Take spinal muscular atrophy (SMA) as an example. SMA is a rare genetic disorder; 90% of the infants born with SMA will die before they turn 2, and those who live past 2 will require ventilators throughout their lives. New gene therapies have allowed kids with SMA to develop normally “after a single dose at four months of age.” It is not just SMA either. There are more than 300 ongoing gene therapy trials currently.
Miracles don’t come cheap, however. Just as a heart transplant can exceed $1 million, these new gene therapies will be costly. It is important to note that while the upfront costs are high, many of these conditions currently require excessive lifetime healthcare expenditures including expensive hospital stays, surgeries, and other (less effective) treatments. Therefore, paying the significant upfront costs for the new gene therapies could ultimately save the health care system money over a patient’s lifetime.

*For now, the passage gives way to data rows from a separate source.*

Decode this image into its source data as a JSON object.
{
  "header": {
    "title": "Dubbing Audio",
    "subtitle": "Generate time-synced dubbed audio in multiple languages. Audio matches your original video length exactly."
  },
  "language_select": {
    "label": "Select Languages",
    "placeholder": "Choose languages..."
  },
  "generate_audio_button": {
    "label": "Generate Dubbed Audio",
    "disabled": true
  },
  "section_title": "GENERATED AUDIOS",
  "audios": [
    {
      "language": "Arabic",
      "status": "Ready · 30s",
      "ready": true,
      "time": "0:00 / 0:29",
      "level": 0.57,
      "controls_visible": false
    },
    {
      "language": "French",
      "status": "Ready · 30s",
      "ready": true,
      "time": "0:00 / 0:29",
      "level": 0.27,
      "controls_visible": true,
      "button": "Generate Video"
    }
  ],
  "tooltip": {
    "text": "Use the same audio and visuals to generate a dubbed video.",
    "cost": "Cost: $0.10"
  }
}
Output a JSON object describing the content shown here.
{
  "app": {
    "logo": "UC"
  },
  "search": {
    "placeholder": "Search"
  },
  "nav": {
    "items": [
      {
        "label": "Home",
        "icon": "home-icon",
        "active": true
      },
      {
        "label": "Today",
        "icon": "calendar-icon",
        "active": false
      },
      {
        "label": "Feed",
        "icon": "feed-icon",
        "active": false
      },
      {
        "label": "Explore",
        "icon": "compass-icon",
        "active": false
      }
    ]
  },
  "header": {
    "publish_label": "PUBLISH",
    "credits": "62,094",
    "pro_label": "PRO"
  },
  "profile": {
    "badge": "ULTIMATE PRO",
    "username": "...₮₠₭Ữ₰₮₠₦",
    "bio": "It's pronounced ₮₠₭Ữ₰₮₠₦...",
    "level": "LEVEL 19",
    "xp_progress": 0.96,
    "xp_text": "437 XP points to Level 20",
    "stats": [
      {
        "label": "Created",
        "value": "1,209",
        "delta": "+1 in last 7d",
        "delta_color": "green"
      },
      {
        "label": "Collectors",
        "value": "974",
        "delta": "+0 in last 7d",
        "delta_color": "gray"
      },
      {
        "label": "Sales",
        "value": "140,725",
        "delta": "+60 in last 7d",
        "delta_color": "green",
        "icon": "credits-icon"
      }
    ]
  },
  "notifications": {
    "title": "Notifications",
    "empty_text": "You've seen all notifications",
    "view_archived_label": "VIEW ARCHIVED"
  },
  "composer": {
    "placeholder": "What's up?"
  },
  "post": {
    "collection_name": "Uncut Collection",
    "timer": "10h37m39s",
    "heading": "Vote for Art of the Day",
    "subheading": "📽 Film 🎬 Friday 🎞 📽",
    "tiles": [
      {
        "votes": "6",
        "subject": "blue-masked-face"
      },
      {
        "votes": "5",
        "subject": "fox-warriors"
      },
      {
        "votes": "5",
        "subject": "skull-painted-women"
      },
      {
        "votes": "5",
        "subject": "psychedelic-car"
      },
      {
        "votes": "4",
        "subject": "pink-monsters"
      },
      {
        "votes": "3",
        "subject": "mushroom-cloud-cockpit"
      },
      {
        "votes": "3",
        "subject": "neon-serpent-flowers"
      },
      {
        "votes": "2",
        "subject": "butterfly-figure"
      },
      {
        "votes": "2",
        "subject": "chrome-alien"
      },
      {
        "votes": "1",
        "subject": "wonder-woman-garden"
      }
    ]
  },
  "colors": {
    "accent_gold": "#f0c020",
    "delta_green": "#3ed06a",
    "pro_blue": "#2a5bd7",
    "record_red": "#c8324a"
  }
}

The current payment system is ill-equipped to effectively cover these costs, and obstacles to access are inevitable without changes. Further, the growing popularity of cost effectiveness analyses as a solution, particularly the studies produced by the Institute for Clinical and Economic Review (ICER), will not work because these studies do not address the flaws in the current payment system that created the access issues in the first place.
Greater access can only be enabled if the health care system’s current risk-management flaws are addressed. The lack of proper risk management throughout the U.S. health care system creates the incongruous result that, unlike every other form of insurance, health insurance benefits disappear precisely when patients are suffering the financial risks insurance is supposed to ameliorate.